I believe that, more often than we care to admit, we create the conditions of our lives; the good as well as the bad. I’m not talking about some sort of New Age visualization tactic. That practice may or may not work (“There are more things in heaven and earth, Horatio/Than are dreamt of in your philosophy.”). I’m talking about the ways in which our unconscious needs drive us.
For me, my need to rescue, to take care, can feed a manic quality to my work. Despite the Zen-like bearing I can project, the truth is different: the more efficient and effective I am, the more I take on. Couple that with my unconscious somewhat neurotic impulses and I can find myself working at a pace that is harmful to myself and less effective for others. I have to remind myself that speed kills.
So I put myself in the time-out chair. Beginning in July, I officially entered a sabbatical (this despite still working on occasion–I’m incorrigible), which will last until after Labor Day.
There are multiple goals for this period. One is to simply cut back, to feed myself–as I like to say–so I can later feed others. Another is travel-I leave later this week for another visit to rural China, to Tibet, to renew friendships and visit sources of inspiration. I’ll be bringing my 16-year old son Michael and he’ll see why his dad is so in love with a land and its people.
I also want to read and write more.
But, really, I’ll be using this period to rethink, again, the way I manifest my work in the world. I feel deeply connected to this calling: helping people with the existential challenges that arise when we encounter work.
Indeed, few things have given me the satisfaction I experience, the simple joy, of bearing witness to someone having a profound breakthrough on their journey to existential equanimity. I love the nearly audible click when my client’s brain kicks in and they understand viscerally as well as intellectually what it means to lead. It’s breathtaking.
As I’ve written before, I want to have greater impact. Over the last few years I spoken more, led more workshops, facilitated more group dialogues and worked more closely with whole teams. This spring I had the joyful satisfaction of speaking about the crucible of leadership to a varied group of entrepreneurs and loving each one of those who allowed their hearts to break open to what is: the sound and the fury of that crazy-assed job, being a CEO.
I also realized the gift of working with my friend Parker Palmer to lean into the difficult vortex of depression. (Thanks, Parker, for that gift.)
But something wicked this way comes (boy, I’m in a Shakespearean mood today).
A few weeks back, a long talk I did with my friend Jason Calacanis was posted and became mildly viral (Side question: Is it possible for something to be sort of viral? Or is viral-ity like pregnancy? It is or isn’t? I should ask Seth.).

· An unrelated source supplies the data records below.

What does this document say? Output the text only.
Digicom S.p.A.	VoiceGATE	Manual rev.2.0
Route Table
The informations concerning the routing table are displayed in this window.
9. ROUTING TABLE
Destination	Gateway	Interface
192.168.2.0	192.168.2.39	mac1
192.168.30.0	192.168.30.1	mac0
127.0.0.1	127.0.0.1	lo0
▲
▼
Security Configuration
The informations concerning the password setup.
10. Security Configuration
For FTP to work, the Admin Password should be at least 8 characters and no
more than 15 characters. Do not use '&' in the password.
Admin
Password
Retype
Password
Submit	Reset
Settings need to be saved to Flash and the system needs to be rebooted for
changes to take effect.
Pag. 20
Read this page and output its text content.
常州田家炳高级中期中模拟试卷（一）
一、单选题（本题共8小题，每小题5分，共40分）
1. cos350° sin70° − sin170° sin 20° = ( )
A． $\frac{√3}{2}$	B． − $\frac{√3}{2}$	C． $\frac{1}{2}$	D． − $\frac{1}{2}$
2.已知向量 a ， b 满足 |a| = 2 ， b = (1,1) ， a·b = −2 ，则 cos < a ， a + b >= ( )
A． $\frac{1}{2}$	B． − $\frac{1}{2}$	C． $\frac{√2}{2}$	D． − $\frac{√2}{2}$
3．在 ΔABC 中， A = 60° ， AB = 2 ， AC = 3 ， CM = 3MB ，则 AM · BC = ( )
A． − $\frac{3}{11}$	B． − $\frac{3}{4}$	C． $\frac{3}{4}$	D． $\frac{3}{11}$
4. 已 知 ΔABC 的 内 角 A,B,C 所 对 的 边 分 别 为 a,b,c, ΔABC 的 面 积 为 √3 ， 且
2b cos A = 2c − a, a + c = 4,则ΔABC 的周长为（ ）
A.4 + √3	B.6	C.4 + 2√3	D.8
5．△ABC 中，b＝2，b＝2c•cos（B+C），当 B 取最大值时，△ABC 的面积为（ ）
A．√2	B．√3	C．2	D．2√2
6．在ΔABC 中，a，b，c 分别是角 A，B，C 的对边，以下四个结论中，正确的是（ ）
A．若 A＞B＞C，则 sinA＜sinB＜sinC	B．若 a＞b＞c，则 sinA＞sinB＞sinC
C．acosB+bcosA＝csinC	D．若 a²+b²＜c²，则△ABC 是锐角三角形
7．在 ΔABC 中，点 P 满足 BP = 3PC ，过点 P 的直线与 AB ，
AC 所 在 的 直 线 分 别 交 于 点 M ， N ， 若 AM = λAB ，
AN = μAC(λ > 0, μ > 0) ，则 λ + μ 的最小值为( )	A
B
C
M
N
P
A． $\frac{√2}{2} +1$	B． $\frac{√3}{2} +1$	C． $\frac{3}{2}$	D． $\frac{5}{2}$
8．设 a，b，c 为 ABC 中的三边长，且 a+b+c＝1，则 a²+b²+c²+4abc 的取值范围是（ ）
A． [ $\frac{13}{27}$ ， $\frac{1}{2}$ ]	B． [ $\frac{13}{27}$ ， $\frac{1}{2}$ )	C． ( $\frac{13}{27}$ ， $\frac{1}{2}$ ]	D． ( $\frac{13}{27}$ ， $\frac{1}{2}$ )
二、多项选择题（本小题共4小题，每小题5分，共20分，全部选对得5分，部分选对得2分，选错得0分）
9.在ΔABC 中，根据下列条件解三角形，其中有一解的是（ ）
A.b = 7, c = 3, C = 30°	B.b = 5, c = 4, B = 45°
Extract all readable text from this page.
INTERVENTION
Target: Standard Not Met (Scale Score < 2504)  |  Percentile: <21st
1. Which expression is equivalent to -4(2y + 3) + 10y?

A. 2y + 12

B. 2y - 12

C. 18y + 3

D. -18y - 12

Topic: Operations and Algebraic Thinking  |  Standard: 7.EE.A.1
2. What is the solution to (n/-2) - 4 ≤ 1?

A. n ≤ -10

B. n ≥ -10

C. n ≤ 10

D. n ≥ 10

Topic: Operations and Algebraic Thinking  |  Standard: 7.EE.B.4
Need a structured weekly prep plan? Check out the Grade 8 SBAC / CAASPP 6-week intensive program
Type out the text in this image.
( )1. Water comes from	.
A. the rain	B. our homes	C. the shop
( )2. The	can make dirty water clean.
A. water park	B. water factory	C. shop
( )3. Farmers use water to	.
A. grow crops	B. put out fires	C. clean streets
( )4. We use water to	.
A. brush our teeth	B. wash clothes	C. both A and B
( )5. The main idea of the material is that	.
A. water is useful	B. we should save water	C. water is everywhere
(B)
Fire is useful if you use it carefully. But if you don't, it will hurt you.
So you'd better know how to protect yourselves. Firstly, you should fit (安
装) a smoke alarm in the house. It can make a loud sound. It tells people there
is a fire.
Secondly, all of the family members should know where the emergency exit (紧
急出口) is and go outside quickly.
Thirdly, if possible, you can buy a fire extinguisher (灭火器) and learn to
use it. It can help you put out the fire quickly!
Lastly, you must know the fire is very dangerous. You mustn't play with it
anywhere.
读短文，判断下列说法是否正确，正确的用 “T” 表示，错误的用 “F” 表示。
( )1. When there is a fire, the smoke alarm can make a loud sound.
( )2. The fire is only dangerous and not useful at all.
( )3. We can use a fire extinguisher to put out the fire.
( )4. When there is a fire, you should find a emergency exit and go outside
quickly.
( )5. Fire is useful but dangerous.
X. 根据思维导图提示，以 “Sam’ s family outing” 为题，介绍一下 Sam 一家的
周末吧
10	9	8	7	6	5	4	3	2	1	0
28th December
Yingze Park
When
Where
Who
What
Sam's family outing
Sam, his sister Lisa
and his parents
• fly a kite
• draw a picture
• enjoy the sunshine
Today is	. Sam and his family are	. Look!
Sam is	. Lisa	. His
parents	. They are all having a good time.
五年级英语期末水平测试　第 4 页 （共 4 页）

In that conversation I casually mentioned an idea I’d been marinating on with a few folks: a retreat, an extended workshop, to help folks in the struggle of becoming a CEO. The idea was to host a small group of selected people coming together to focus on the pragmatic aspects of the job while exploring the body and soul techniques available to enhance their resiliency. To get even more prosaic: I want to facilitate a group of first-time CEOs becoming startup warriors.
(In various spiritual traditions, the notion of warrior refers to the ability to face life as it is–head on with dignity and equanimity.)
That casual reference resulted in hundreds of emails. We hit a nerve.
The theme of the CEO Boot Camp we’ve designed is “Reboot your leadership; reboot your life.” The plan is to spend three and half days together exploring, learning, challenging each other. “It’ll be a success,” I told a friend, “if, at the end, what emerges is a tight-knit group of peers supporting each other with humor, skill, and courage.”
This week, we open the doors to the application process.
When I began thinking about this post, I thought I’d simply tell the story of how this immersive workshop came to be and how it seems to fit so well into the ways I’d like to take my work–deeper and with more impact.
But when writing, I realized that, as with so much of this inner-directed work, the challenge is there for me as well. In a sense, and without intending to, even the process of collaborating on this project has caused me to reboot my own thinking. I suppose, in the end, this is what I was searching for all along: to interrupt the conditions and patterns that unconsciously drive my life and, once more, raise my awareness and choice. In doing so, I raise the chances of creating the conditions I want in my life.
So, if you join us, we’ll be rebooting together.